Bir eğitimci olarak bu durumu izah etmek, gerçekten zorların en zoru…

Nerede yanlışlık yaptık acaba? Beynim zonklarcasına düşünüyorum. Fakat işin içinden çıkamıyorum.

Ben, öğretmen okulunu yatılı olarak okumuş  biriyim. Elbette disiplinli bir öğrencilik hayatımız oldu. Ancak Öğrenci-Öğretmen ilişkilerimiz, her zaman olması gereken seviyede idi. Öğretmenlerimizi sever, sayardık. Toplumumuzda öğretmenleri baş tacı ederdi.

Şimdi bakıyorum da öğrenci velisi, tüfeğini çocuğuna vererek öğretmene ateş ettiriyor. Küçük bir disiplin kurmaya  çalışılan olay, savcılıkta bitiyor.

*******

Ben şunu görüyor ve hissediyorum: Atatürk’ün deyimi ile ‘İlmi hür, fikri hür, vicdanı hür’ bilincini vermek için okula gitmesi gereken öğretmenler, şimdilerde can güvenliği korkusu ve aşağılanacakları hissi ile sınıflarına girmek zorunda kalıyorlar.

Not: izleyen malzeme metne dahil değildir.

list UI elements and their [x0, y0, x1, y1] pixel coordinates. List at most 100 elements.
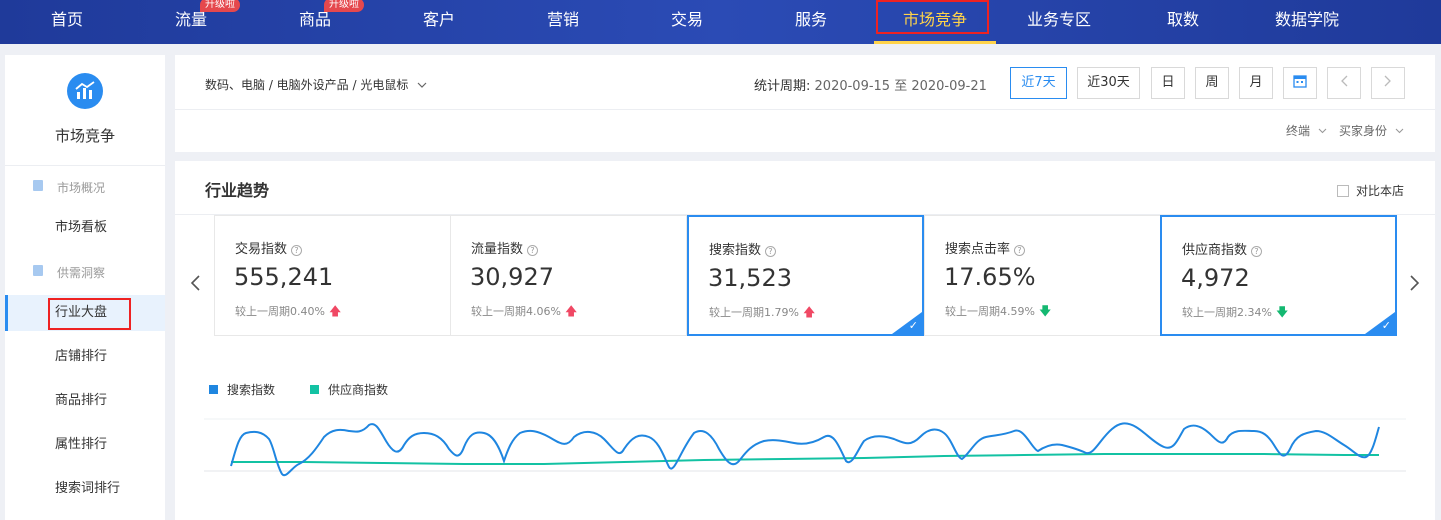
- sidebar-item-product-ranking[interactable]: 商品排行: [5, 383, 165, 419]
- cards-prev-button[interactable]: [189, 273, 201, 297]
- trend-line-chart: [204, 418, 1406, 477]
- legend-item[interactable]: 搜索指数: [209, 381, 275, 398]
- help-icon[interactable]: ?: [1251, 246, 1263, 257]
- nav-item[interactable]: 业务专区: [1004, 0, 1114, 44]
- arrow-up-icon: 🡅: [802, 305, 816, 319]
- sidebar-group-supply-demand: 供需洞察: [33, 264, 105, 281]
- metric-card[interactable]: 搜索点击率? 17.65% 较上一周期4.59% 🡇: [924, 215, 1161, 336]
- sidebar-title: 市场竞争: [54, 127, 115, 145]
- nav-item[interactable]: 取数: [1128, 0, 1238, 44]
- nav-item-label: 服务: [794, 10, 827, 29]
- period-display: 统计周期: 2020-09-15 至 2020-09-21: [754, 75, 987, 94]
- chevron-down-icon: [417, 82, 427, 88]
- nav-item[interactable]: 首页: [12, 0, 122, 44]
- upgrade-badge: 升级啦: [200, 0, 240, 12]
- arrow-down-icon: 🡇: [1275, 305, 1289, 319]
- cards-next-button[interactable]: [1409, 273, 1421, 297]
- nav-item-label: 数据学院: [1274, 10, 1339, 29]
- sidebar-group-market-overview: 市场概况: [33, 179, 105, 196]
- range-week-button[interactable]: 周: [1195, 67, 1229, 99]
- prev-period-button[interactable]: [1327, 67, 1361, 99]
- chevron-right-icon: [1384, 75, 1391, 87]
- upgrade-badge: 升级啦: [324, 0, 364, 12]
- nav-item[interactable]: 流量 升级啦: [136, 0, 246, 44]
- arrow-up-icon: 🡅: [328, 304, 342, 318]
- legend-swatch: [209, 385, 218, 394]
- metric-card[interactable]: 交易指数? 555,241 较上一周期0.40% 🡅: [214, 215, 451, 336]
- help-icon[interactable]: ?: [1014, 245, 1026, 256]
- metric-compare: 较上一周期1.79% 🡅: [709, 305, 816, 319]
- help-icon[interactable]: ?: [765, 246, 777, 257]
- metric-value: 555,241: [234, 263, 334, 291]
- nav-item[interactable]: 营销: [508, 0, 618, 44]
- calendar-icon: [1293, 75, 1307, 88]
- metric-compare: 较上一周期4.59% 🡇: [945, 304, 1052, 318]
- highlight-box-nav: [876, 0, 989, 34]
- nav-item-label: 流量: [174, 10, 207, 29]
- chevron-right-icon: [1410, 275, 1420, 291]
- metric-value: 30,927: [470, 263, 554, 291]
- sidebar-item-search-term-ranking[interactable]: 搜索词排行: [5, 471, 165, 507]
- divider: [5, 165, 165, 166]
- arrow-up-icon: 🡅: [564, 304, 578, 318]
- nav-item-label: 业务专区: [1026, 10, 1091, 29]
- sidebar-item-shop-ranking[interactable]: 店铺排行: [5, 339, 165, 375]
- chevron-down-icon: [1318, 128, 1327, 134]
- checkbox-icon[interactable]: [1337, 185, 1349, 197]
- range-day-button[interactable]: 日: [1151, 67, 1185, 99]
- nav-item-label: 首页: [50, 10, 83, 29]
- help-icon[interactable]: ?: [527, 245, 539, 256]
- metric-card[interactable]: 供应商指数? 4,972 较上一周期2.34% 🡇 ✓: [1160, 215, 1397, 336]
- compare-own-shop-checkbox[interactable]: 对比本店: [1337, 182, 1404, 199]
- nav-item-label: 客户: [422, 10, 455, 29]
- checkmark-icon: ✓: [908, 319, 918, 332]
- metric-label: 供应商指数?: [1182, 239, 1263, 258]
- metric-label: 流量指数?: [471, 238, 539, 257]
- range-7-days-button[interactable]: 近7天: [1010, 67, 1067, 99]
- market-chart-icon: [67, 73, 103, 109]
- help-icon[interactable]: ?: [291, 245, 303, 256]
- metric-card[interactable]: 流量指数? 30,927 较上一周期4.06% 🡅: [450, 215, 687, 336]
- nav-item[interactable]: 商品 升级啦: [260, 0, 370, 44]
- nav-item-label: 商品: [298, 10, 331, 29]
- next-period-button[interactable]: [1371, 67, 1405, 99]
- period-label: 统计周期:: [754, 79, 811, 94]
- nav-item[interactable]: 服务: [756, 0, 866, 44]
- terminal-dropdown[interactable]: 终端: [1286, 122, 1327, 139]
- metric-value: 4,972: [1181, 264, 1250, 292]
- nav-item[interactable]: 客户: [384, 0, 494, 44]
- chevron-left-icon: [190, 275, 200, 291]
- filter-panel: 数码、电脑 / 电脑外设产品 / 光电鼠标 统计周期: 2020-09-15 至…: [175, 55, 1435, 152]
- sidebar-item-market-board[interactable]: 市场看板: [5, 210, 165, 246]
- category-breadcrumb[interactable]: 数码、电脑 / 电脑外设产品 / 光电鼠标: [205, 76, 427, 93]
- divider: [175, 109, 1435, 110]
- nav-item-label: 交易: [670, 10, 703, 29]
- nav-item[interactable]: 交易: [632, 0, 742, 44]
- active-nav-underline: [874, 41, 996, 44]
- calendar-button[interactable]: [1283, 67, 1317, 99]
- metric-label: 搜索指数?: [709, 239, 777, 258]
- metric-compare: 较上一周期0.40% 🡅: [235, 304, 342, 318]
- nav-item-label: 营销: [546, 10, 579, 29]
- range-month-button[interactable]: 月: [1239, 67, 1273, 99]
- document-icon: [33, 180, 43, 191]
- section-title: 行业趋势: [205, 181, 270, 200]
- metric-card[interactable]: 搜索指数? 31,523 较上一周期1.79% 🡅 ✓: [687, 215, 924, 336]
- metric-label: 搜索点击率?: [945, 238, 1026, 257]
- supplier-index-line: [231, 453, 1379, 465]
- buyer-identity-dropdown[interactable]: 买家身份: [1339, 122, 1404, 139]
- trend-panel: 行业趋势 对比本店 交易指数? 555,241 较上一周期0.40% 🡅 流量指数? 30…: [175, 161, 1435, 520]
- legend-item[interactable]: 供应商指数: [310, 381, 388, 398]
- nav-item-label: 取数: [1166, 10, 1199, 29]
- metric-value: 17.65%: [944, 263, 1036, 291]
- metric-compare: 较上一周期4.06% 🡅: [471, 304, 578, 318]
- period-dates: 2020-09-15 至 2020-09-21: [814, 79, 987, 94]
- sidebar-item-attribute-ranking[interactable]: 属性排行: [5, 427, 165, 463]
- metric-compare: 较上一周期2.34% 🡇: [1182, 305, 1289, 319]
- legend-swatch: [310, 385, 319, 394]
- highlight-box-sidebar: [48, 298, 131, 330]
- search-index-line: [230, 422, 1380, 477]
- metric-label: 交易指数?: [235, 238, 303, 257]
- nav-item[interactable]: 数据学院: [1252, 0, 1362, 44]
- range-30-days-button[interactable]: 近30天: [1077, 67, 1140, 99]
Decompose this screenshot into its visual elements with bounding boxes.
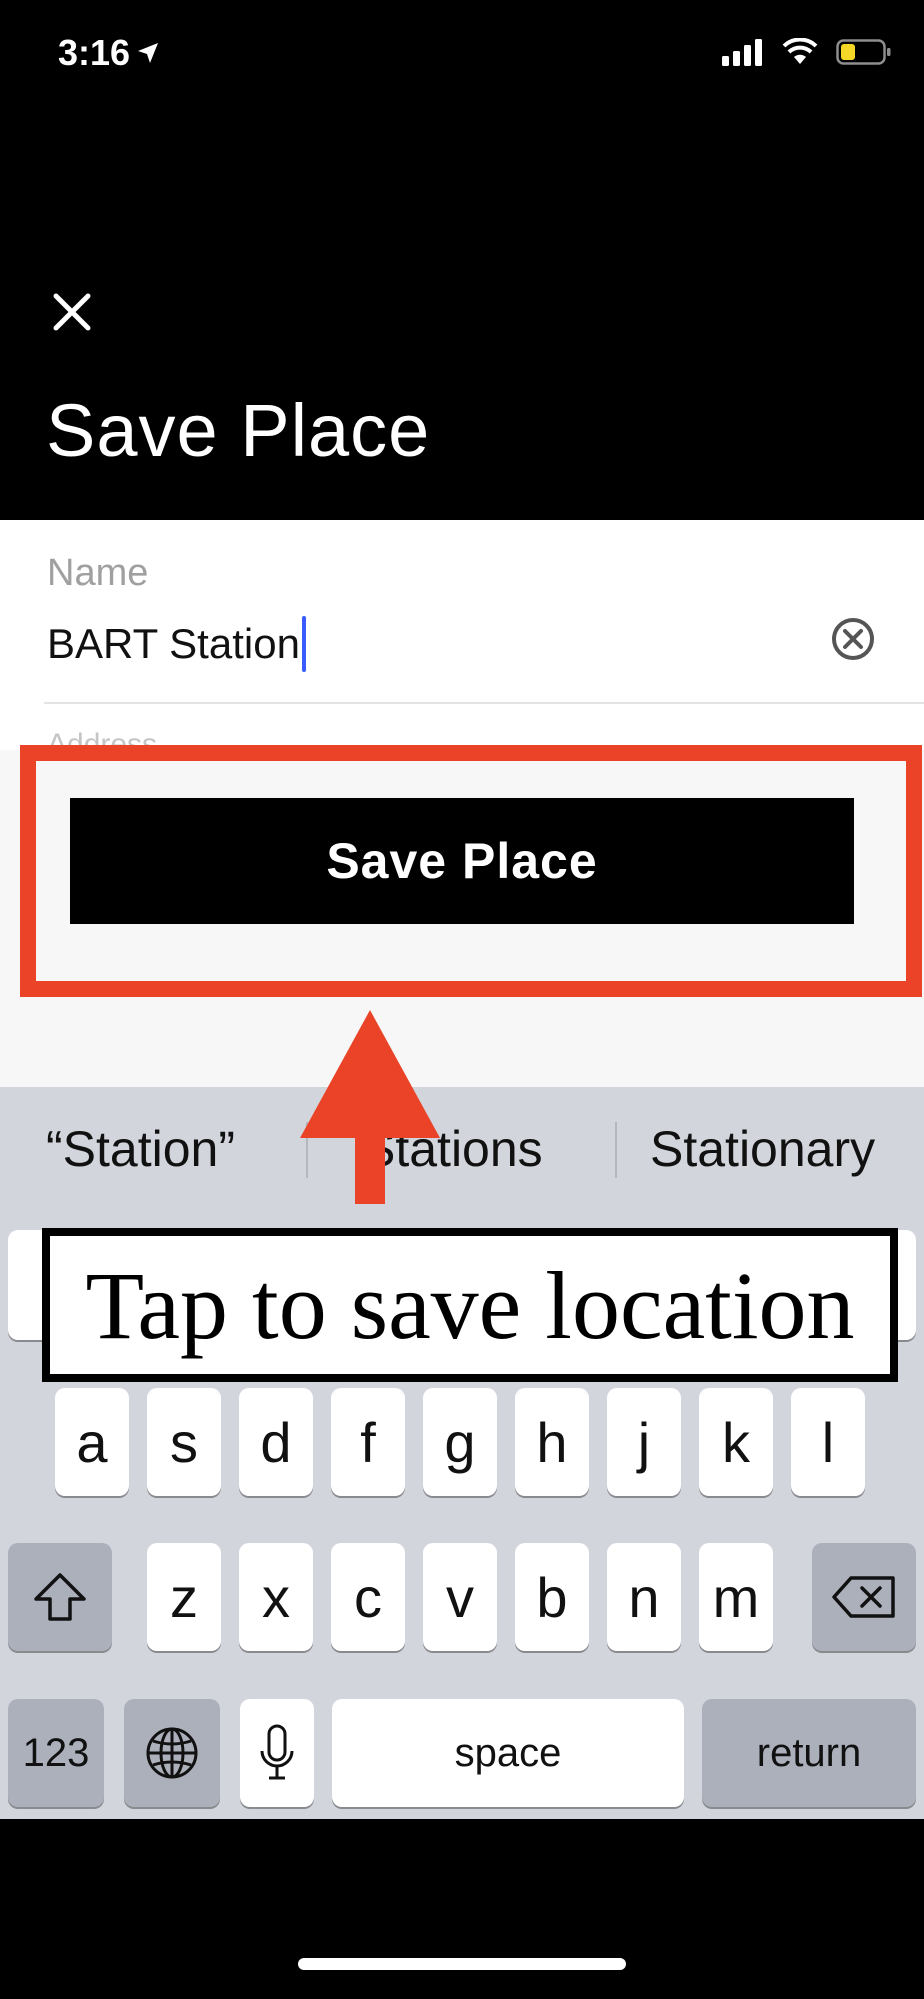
close-icon[interactable] (50, 290, 94, 334)
suggestion-separator (615, 1122, 617, 1178)
name-field-label: Name (47, 552, 149, 594)
key-g[interactable]: g (423, 1388, 497, 1496)
key-k[interactable]: k (699, 1388, 773, 1496)
return-key[interactable]: return (702, 1699, 916, 1807)
suggestion-1[interactable]: “Station” (46, 1120, 235, 1178)
suggestion-3[interactable]: Stationary (650, 1120, 875, 1178)
key-a[interactable]: a (55, 1388, 129, 1496)
status-time: 3:16 (58, 32, 160, 74)
signal-icon (722, 39, 762, 66)
key-h[interactable]: h (515, 1388, 589, 1496)
key-l[interactable]: l (791, 1388, 865, 1496)
numbers-key[interactable]: 123 (8, 1699, 104, 1807)
key-d[interactable]: d (239, 1388, 313, 1496)
space-key[interactable]: space (332, 1699, 684, 1807)
home-indicator[interactable] (298, 1958, 626, 1970)
backspace-icon (832, 1576, 895, 1618)
key-b[interactable]: b (515, 1543, 589, 1651)
key-m[interactable]: m (699, 1543, 773, 1651)
key-c[interactable]: c (331, 1543, 405, 1651)
field-divider (44, 702, 924, 704)
globe-icon (146, 1727, 198, 1779)
key-n[interactable]: n (607, 1543, 681, 1651)
wifi-icon (782, 38, 818, 64)
battery-icon (836, 39, 891, 65)
name-input-value: BART Station (47, 620, 300, 667)
key-f[interactable]: f (331, 1388, 405, 1496)
status-time-text: 3:16 (58, 32, 131, 73)
shift-key[interactable] (8, 1543, 112, 1651)
key-x[interactable]: x (239, 1543, 313, 1651)
up-arrow-icon (300, 1010, 440, 1204)
page-title: Save Place (46, 389, 431, 472)
key-j[interactable]: j (607, 1388, 681, 1496)
globe-key[interactable] (124, 1699, 220, 1807)
key-z[interactable]: z (147, 1543, 221, 1651)
save-place-button[interactable]: Save Place (70, 798, 854, 924)
clear-text-icon[interactable] (830, 616, 876, 662)
key-v[interactable]: v (423, 1543, 497, 1651)
annotation-callout: Tap to save location (42, 1228, 898, 1382)
location-arrow-icon (138, 43, 159, 63)
name-input[interactable]: BART Station (47, 616, 306, 672)
dictation-key[interactable] (240, 1699, 314, 1807)
text-caret (301, 616, 306, 672)
status-icons (722, 38, 892, 66)
shift-icon (34, 1573, 86, 1621)
delete-key[interactable] (812, 1543, 916, 1651)
microphone-icon (260, 1724, 294, 1780)
key-s[interactable]: s (147, 1388, 221, 1496)
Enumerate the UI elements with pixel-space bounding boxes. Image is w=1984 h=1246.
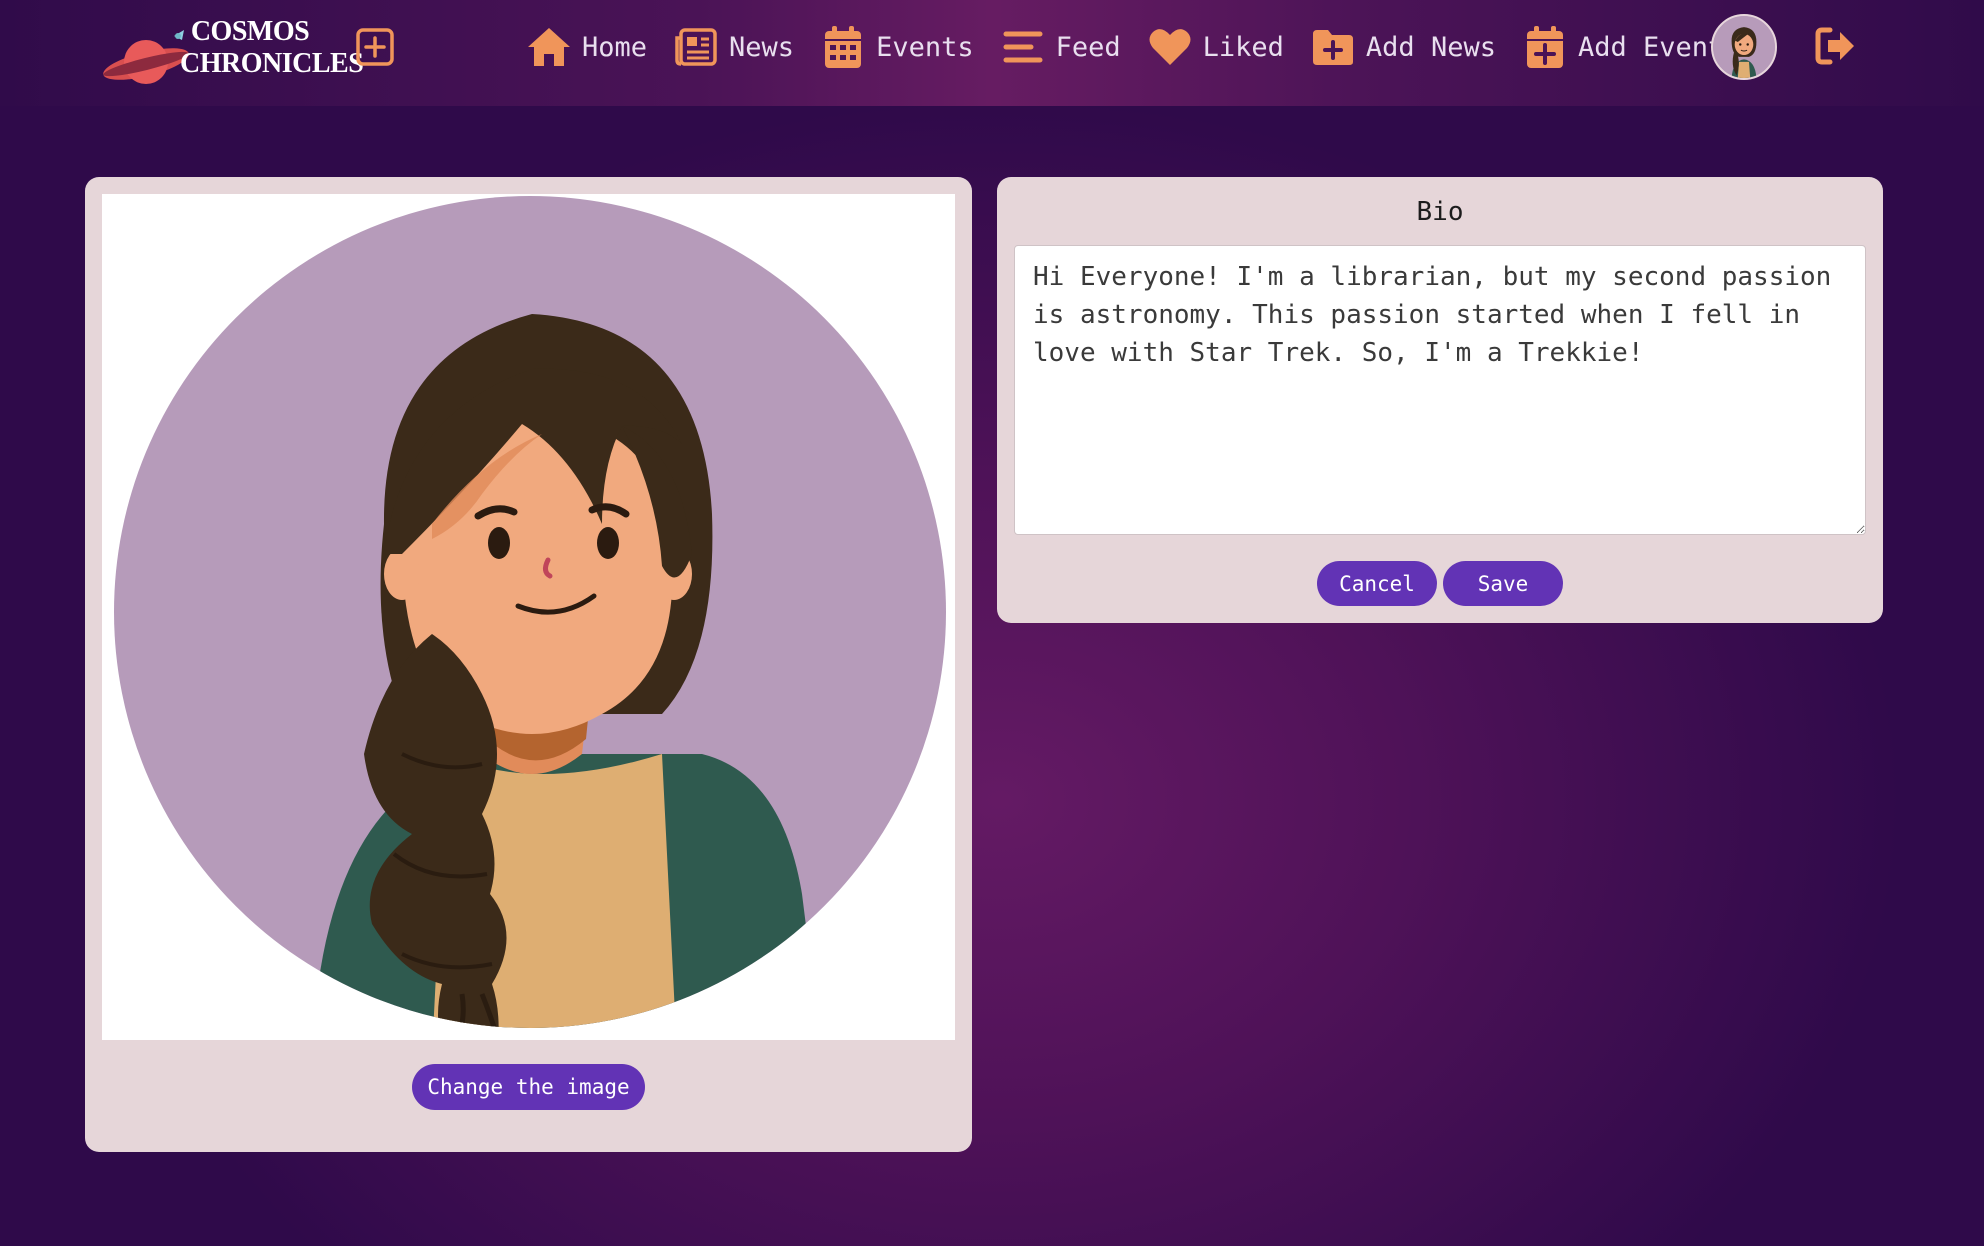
nav-item-add-news[interactable]: Add News (1310, 24, 1496, 70)
nav-item-label: Events (876, 31, 974, 63)
top-navbar: COSMOS CHRONICLES Home News Events Feed … (0, 0, 1984, 106)
home-icon (526, 24, 572, 70)
app-logo[interactable]: COSMOS CHRONICLES (100, 12, 364, 84)
logo-line-1: COSMOS (190, 16, 310, 47)
avatar-illustration (114, 196, 946, 1028)
nav-item-label: News (729, 31, 795, 63)
nav-item-label: Feed (1055, 31, 1121, 63)
calendar-plus-icon (1522, 24, 1568, 70)
nav-item-liked[interactable]: Liked (1147, 24, 1284, 70)
nav-item-label: Home (582, 31, 648, 63)
calendar-icon (820, 24, 866, 70)
newspaper-icon (673, 24, 719, 70)
nav-item-add-events[interactable]: Add Events (1522, 24, 1741, 70)
nav-item-label: Add News (1365, 31, 1496, 63)
nav-item-home[interactable]: Home (526, 24, 647, 70)
change-image-button[interactable]: Change the image (412, 1064, 645, 1110)
nav-item-events[interactable]: Events (820, 24, 974, 70)
nav-item-label: Liked (1202, 31, 1284, 63)
add-square-icon[interactable] (356, 28, 394, 66)
profile-image (102, 194, 955, 1040)
logo-line-2: CHRONICLES (180, 48, 364, 79)
logout-icon[interactable] (1814, 24, 1858, 68)
app-logo-text: COSMOS CHRONICLES (180, 16, 364, 80)
bio-textarea[interactable]: Hi Everyone! I'm a librarian, but my sec… (1014, 245, 1866, 535)
cancel-button[interactable]: Cancel (1317, 561, 1437, 606)
nav-item-news[interactable]: News (673, 24, 794, 70)
save-button[interactable]: Save (1443, 561, 1563, 606)
heart-icon (1147, 24, 1193, 70)
feed-lines-icon (1000, 24, 1046, 70)
bio-card: Bio Hi Everyone! I'm a librarian, but my… (997, 177, 1883, 623)
folder-plus-icon (1310, 24, 1356, 70)
profile-image-card: Change the image (85, 177, 972, 1152)
user-avatar[interactable] (1711, 14, 1777, 80)
nav-menu: Home News Events Feed Liked Add News Add… (526, 24, 1767, 70)
bio-title: Bio (1416, 197, 1464, 227)
nav-item-feed[interactable]: Feed (1000, 24, 1121, 70)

Türkiye’nin en büyük bütçesinin ayrıldığı eğitimi, bu şekle sokmaya hiç kimsenin hakkı olmadığını düşünerek,  okullardaki disiplin konularına bu bakımdan da yaklaşılmasının zaruretine inanıyorum.

Maalesef velinin müdür, müdürün veli,  öğrencinin öğretmen, öğretmenin de öğrenci  olduğu bir eğitim-öğretim döneminden geçiyoruz. Bu gidişat devam ederse, sanırım yaşadıklarımız, yaşamak zorunda kalacaklarımızın yanında hiç kalır.

Bu durumun devam etmesi durumunda  gelecek için çok endişeleniyor, çok  korkuyorum. (Bu kötü  durumun devam etmesi durumunda bugünlerin iyi günler olduğunu düşünüyorum). Halkımızda çok korkmalı ve ivedilikle etkili tedbirler alınmalı.

Bu tedbirlerde; Kesinlikle yıllarını çocuklara ve gençlere harcamış eğitici ve öğreticiler tarafından gerçekleştirilmelidir.